Elizabeth and Charlie Lia had the same problem - if a jet had landed, they could almost touch its wing.
There was injustice all round for those who missed out on a package to vacate ''The Creek.''
Ms Kim Jelfs, then 30 and the mother of two young
children, had just moved in from the city to escape the rat race.
At Christmas, 1991, I met Ada and Sebastian Pollicina, who'd put their life savings, $50,000, into the purchase of 10 scenic acres (about four hectares) in Luddenham, near Penrith, in 1983.
They spent $40,000 clearing and fencing, dug a dam and planned a home for their young family of four when they paid off their debt.
Badgerys airport put them in limbo, at the end of the runway. The Federal Government refused to buy them out because there was no home on the place. And, Catch 22, they couldn't build a house anyway under new planning laws because of excessively high airport noise forecasts.
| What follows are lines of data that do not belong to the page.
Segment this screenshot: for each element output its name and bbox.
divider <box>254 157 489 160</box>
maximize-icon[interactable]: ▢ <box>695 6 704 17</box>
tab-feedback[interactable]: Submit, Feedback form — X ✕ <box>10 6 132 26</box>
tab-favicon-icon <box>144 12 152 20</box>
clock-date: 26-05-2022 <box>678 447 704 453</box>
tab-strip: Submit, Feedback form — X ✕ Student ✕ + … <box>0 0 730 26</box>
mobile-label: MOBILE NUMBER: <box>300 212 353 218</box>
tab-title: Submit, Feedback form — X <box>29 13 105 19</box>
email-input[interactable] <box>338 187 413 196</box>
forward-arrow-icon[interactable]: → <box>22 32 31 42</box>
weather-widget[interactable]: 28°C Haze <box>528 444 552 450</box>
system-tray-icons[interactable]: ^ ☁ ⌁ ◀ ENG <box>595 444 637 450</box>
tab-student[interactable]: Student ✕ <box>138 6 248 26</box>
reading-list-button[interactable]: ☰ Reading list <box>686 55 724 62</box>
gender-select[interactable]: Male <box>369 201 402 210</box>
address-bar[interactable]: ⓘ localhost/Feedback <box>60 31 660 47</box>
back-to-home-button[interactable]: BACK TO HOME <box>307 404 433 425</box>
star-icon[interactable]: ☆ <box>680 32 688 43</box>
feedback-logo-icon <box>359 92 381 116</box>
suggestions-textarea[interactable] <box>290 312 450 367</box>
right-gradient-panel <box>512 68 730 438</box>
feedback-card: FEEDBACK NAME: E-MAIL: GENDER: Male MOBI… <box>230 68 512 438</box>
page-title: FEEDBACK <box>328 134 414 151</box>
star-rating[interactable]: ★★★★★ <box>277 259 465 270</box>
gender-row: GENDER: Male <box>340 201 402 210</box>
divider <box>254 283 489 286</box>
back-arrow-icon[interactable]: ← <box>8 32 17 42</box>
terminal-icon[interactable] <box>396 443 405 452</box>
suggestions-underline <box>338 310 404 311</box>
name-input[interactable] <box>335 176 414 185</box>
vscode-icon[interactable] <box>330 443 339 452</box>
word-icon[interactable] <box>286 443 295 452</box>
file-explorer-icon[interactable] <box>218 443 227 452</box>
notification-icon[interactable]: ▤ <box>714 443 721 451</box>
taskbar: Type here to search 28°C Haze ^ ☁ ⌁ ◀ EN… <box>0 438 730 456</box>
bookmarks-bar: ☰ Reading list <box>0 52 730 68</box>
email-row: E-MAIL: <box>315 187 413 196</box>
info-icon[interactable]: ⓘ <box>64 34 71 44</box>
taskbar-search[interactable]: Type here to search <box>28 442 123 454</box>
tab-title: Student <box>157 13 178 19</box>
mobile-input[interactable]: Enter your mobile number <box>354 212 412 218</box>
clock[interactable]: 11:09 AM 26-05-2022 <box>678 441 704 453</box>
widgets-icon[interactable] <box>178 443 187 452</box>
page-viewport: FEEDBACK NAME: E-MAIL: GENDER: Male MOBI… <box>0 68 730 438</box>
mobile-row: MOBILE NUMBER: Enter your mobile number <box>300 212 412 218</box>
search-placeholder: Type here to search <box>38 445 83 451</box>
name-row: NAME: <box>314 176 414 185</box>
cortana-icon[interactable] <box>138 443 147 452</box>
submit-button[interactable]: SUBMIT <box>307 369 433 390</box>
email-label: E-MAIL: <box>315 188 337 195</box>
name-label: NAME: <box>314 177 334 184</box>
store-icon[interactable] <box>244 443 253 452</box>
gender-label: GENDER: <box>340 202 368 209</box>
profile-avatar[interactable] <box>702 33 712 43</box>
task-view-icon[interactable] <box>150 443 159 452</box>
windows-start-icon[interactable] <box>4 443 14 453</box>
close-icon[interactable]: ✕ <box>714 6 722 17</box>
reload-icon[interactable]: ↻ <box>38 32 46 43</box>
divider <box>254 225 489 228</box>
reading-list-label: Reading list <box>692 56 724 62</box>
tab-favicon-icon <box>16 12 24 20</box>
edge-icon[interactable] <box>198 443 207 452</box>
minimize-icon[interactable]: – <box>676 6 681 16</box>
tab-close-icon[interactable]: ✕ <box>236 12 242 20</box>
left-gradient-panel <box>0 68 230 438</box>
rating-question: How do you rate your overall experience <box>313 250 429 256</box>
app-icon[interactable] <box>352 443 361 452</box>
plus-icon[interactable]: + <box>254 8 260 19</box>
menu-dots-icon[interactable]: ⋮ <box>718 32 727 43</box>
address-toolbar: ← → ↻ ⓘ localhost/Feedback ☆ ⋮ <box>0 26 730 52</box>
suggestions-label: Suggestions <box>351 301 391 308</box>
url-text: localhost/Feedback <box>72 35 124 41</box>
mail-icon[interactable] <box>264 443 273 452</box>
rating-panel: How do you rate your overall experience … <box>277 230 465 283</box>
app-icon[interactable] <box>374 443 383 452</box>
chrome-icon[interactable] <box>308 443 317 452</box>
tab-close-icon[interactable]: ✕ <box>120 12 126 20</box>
These are just a few of the many tragic cases that flew in with the Badgerys Creek airport news. Now, 62 years since the second airport debate began, The Creek has been dumped as a second airport.
With a pen stroke, after hundreds of lives were disrupted, some irreparably, and $1 billion wasted on resuming homes, on roads to fast-track airport traffic, the search begins afresh.
Now, it seems it's Hawkesbury's turn as the feds
focus attention on the Richmond RAAF Base. God
spare us all from political ditherers.